[Elevate] Email recommendation degraded service

Incident Report for Voyado

Postmortem

Description and Impact

A recent update to the Email Recommendations service introduced a change intended to simplify configuration and improve caching. However, this inadvertently caused image files to be stored locally on individual servers rather than in shared storage. As a result, image requests frequently failed, triggering a surge in background jobs attempting to recreate missing images.

These jobs launched in an uncontrolled manner, consuming excessive CPU resources. Even with full auto-scaling in effect, all available server capacity was quickly saturated, which led to degraded performance and service outages.
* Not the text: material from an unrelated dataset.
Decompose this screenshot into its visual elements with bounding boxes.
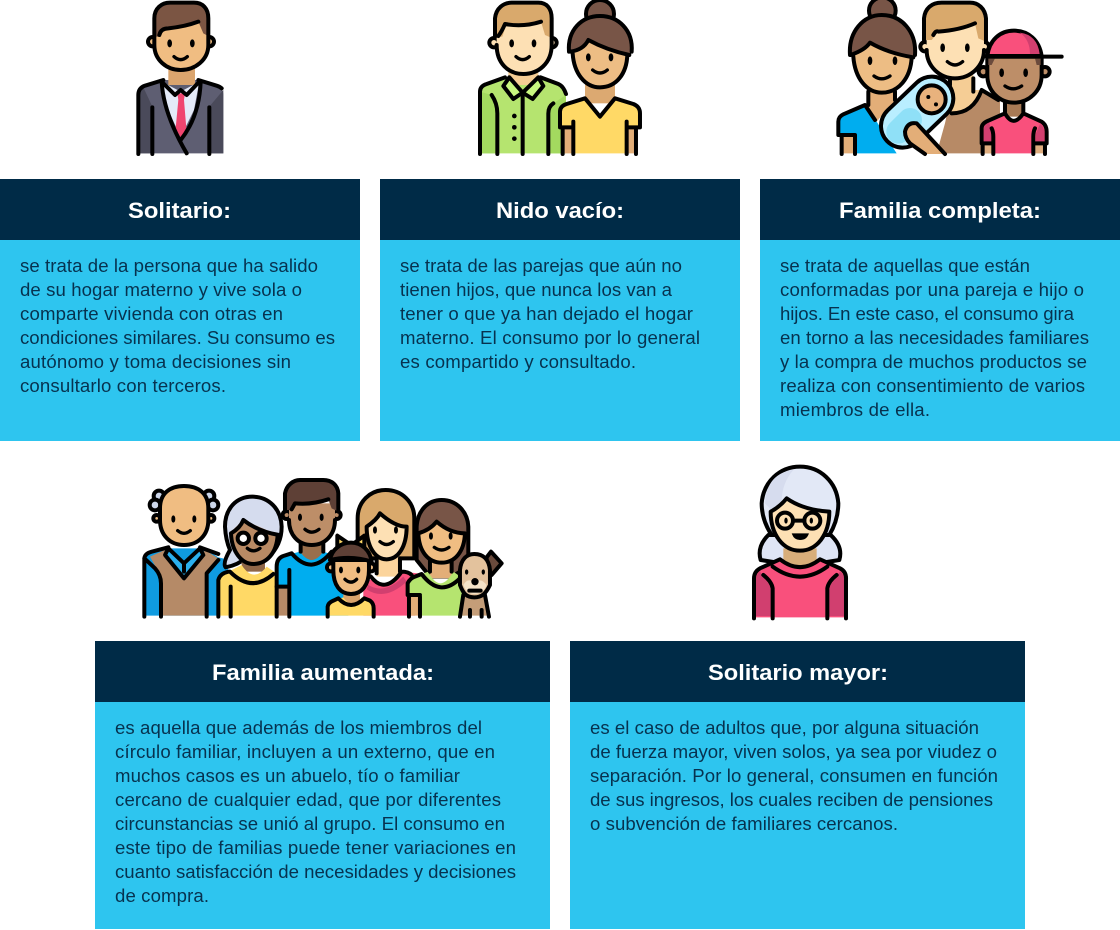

Most requests during this period failed with error responses, and any successful responses were noticeably delayed.

We understand the inconvenience this caused and acted swiftly to resolve the situation.

Affected Area

Email Recommendations

Timeline

  • 2025-05-27 12:00 UTC – A new version of Email Recommendations, that included the bug, was deployed 
  • 2025-05-27 18:50 UTC – Service degradation began
  • 2025-05-27 19:00 UTC – Issue detected and investigation started
  • 2025-05-27 21:00 UTC – Service fully restored

Actions Going Forward

  • Configuration has been corrected to ensure proper handling of image storage
  • New alerts have been added to detect high CPU usage in fully scaled environments at an earlier stage
  • Additional automated testing will be introduced to better catch similar issues before deployment
Posted May 28, 2025 - 10:57 CEST

Resolved

Service is back to normal.
Posted May 27, 2025 - 23:05 CEST

Investigating

We are current seeing degraded service in the Email Recommendation service.
Posted May 27, 2025 - 21:00 CEST
This incident affected: Elevate (Email Recommendations).